🏦 The next battle in capital markets isn’t about tokenizing assets.
🏦 The next battle in capital markets isn’t about tokenizing assets. It’s about mobilizing collateral. That’s the real message from the latest Global Digital Finance (GDF) and ISDA report on U.S. Tokenized Money Market Funds (TMMFs). Today, trillions of dollars in collateral remain constrained by legacy processes, manual workflows, settlement delays, and fragmented infrastructure. The report notes that $1.6 trillion of non-cleared initial and variation margin was collected at year-end 2025, while tokenized real-world asset AUM has grown to $8.4 billion, up 298% since 2024. ⚡ The opportunity isn’t creating another token. It’s transforming collateral into a programmable, interoperable asset that can move in minutes instead of days. The industry sandbox, involving 300+ participants across more than 120 firms, demonstrated that tokenized money market funds can support faster settlement, collateral substitution, interoperability across multiple custodians and blockchains, and intraday liquidity, all while operating within existing institutional workflows. 🌐 The report also makes something else clear. Tokenization isn’t replacing financial market infrastructure. It’s becoming an efficiency layer on top of it. The institutions that win won’t necessarily tokenize the most assets. They’ll build the infrastructure that unlocks liquidity, optimizes collateral, and enables capital to move at institutional speed.

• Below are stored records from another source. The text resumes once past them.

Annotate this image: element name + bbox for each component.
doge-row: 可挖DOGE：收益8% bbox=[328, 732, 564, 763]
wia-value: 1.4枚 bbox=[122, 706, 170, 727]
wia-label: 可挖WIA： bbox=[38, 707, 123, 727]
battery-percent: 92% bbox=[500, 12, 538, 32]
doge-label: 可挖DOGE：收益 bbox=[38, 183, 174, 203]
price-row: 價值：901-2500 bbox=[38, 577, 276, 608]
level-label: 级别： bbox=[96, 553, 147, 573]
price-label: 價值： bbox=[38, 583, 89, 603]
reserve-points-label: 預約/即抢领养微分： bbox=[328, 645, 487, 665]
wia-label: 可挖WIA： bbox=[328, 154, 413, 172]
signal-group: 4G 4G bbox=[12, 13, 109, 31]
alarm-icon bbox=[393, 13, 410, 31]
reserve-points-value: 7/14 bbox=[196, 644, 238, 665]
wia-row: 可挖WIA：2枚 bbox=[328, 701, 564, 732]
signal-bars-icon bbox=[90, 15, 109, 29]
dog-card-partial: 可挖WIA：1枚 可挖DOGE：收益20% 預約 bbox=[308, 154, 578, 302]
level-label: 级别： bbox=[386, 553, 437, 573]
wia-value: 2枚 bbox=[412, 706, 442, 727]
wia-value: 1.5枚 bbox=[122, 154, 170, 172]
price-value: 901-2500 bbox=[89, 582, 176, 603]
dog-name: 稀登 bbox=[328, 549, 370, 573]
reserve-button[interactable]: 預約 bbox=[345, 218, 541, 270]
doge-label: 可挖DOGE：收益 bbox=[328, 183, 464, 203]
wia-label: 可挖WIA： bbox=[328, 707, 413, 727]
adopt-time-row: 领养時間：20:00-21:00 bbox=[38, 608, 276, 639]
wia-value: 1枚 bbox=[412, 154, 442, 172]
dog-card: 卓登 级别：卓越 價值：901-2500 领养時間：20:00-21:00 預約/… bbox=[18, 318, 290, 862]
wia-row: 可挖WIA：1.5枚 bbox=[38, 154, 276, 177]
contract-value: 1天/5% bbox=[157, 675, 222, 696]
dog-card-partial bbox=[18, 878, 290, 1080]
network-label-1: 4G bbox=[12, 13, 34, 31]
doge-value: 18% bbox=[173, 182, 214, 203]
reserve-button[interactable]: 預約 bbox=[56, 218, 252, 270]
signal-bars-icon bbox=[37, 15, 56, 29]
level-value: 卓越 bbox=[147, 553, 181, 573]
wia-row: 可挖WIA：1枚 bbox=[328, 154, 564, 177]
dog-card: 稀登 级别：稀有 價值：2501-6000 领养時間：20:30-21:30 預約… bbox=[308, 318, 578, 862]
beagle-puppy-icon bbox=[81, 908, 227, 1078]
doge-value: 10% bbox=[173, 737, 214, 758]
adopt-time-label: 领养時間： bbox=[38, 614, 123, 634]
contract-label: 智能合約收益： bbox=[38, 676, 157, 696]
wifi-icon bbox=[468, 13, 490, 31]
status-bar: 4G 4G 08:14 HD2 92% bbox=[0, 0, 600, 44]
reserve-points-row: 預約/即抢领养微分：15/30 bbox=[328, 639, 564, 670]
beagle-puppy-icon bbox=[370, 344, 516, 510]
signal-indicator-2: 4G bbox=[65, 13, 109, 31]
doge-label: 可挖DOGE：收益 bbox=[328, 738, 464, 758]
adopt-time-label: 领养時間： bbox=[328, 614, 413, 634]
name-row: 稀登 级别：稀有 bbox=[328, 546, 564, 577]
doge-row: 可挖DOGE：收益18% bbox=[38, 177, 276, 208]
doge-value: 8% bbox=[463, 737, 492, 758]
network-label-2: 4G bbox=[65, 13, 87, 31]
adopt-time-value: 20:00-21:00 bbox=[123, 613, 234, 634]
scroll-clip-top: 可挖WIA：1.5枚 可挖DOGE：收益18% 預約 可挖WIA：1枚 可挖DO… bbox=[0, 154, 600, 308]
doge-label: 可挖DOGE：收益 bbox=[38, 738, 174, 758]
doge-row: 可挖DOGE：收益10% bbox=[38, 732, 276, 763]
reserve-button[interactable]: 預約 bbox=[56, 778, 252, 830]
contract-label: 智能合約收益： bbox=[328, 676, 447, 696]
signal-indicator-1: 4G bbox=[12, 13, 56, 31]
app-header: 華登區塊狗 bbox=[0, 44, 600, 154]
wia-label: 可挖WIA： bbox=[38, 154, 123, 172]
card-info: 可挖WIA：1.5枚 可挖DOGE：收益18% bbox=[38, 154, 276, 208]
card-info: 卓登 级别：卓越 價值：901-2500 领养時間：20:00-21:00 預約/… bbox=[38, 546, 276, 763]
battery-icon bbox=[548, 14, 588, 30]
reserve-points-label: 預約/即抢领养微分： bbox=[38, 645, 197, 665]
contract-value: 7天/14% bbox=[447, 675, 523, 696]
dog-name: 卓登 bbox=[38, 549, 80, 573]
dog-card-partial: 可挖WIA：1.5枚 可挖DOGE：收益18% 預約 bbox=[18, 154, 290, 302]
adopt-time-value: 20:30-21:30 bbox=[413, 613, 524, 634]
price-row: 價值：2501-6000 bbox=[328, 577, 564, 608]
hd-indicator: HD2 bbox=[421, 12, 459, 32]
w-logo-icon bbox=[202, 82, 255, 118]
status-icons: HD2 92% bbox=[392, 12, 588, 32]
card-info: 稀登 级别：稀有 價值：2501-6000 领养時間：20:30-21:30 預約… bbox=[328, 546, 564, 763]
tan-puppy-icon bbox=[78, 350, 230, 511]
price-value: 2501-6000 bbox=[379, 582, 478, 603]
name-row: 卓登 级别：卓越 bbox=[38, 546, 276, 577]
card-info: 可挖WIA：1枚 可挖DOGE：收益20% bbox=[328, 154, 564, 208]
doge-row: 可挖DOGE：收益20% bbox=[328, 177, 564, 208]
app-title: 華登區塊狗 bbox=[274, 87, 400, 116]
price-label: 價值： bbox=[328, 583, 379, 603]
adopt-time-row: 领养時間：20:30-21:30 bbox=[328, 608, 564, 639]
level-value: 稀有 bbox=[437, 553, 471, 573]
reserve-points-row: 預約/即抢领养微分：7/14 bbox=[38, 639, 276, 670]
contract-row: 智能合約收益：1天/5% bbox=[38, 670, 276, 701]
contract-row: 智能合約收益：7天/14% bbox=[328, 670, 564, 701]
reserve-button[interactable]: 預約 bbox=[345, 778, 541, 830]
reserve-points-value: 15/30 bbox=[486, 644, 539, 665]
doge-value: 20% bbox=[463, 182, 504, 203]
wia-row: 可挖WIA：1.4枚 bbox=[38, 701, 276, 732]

➤ The primary focus in capital markets is shifting from asset tokenization to collateral mobilization, as highlighted by a report on U.S. Tokenized Money Market Funds (TMMFs). ➤ Tokenization is presented as an efficiency layer enhancing existing financial market infrastructure, enabling faster settlement, improved liquidity, and interoperability. ➤ The key to success lies in building infrastructure that optimizes collateral and allows capital to move at institutional speed, rather than simply tokenizing more assets.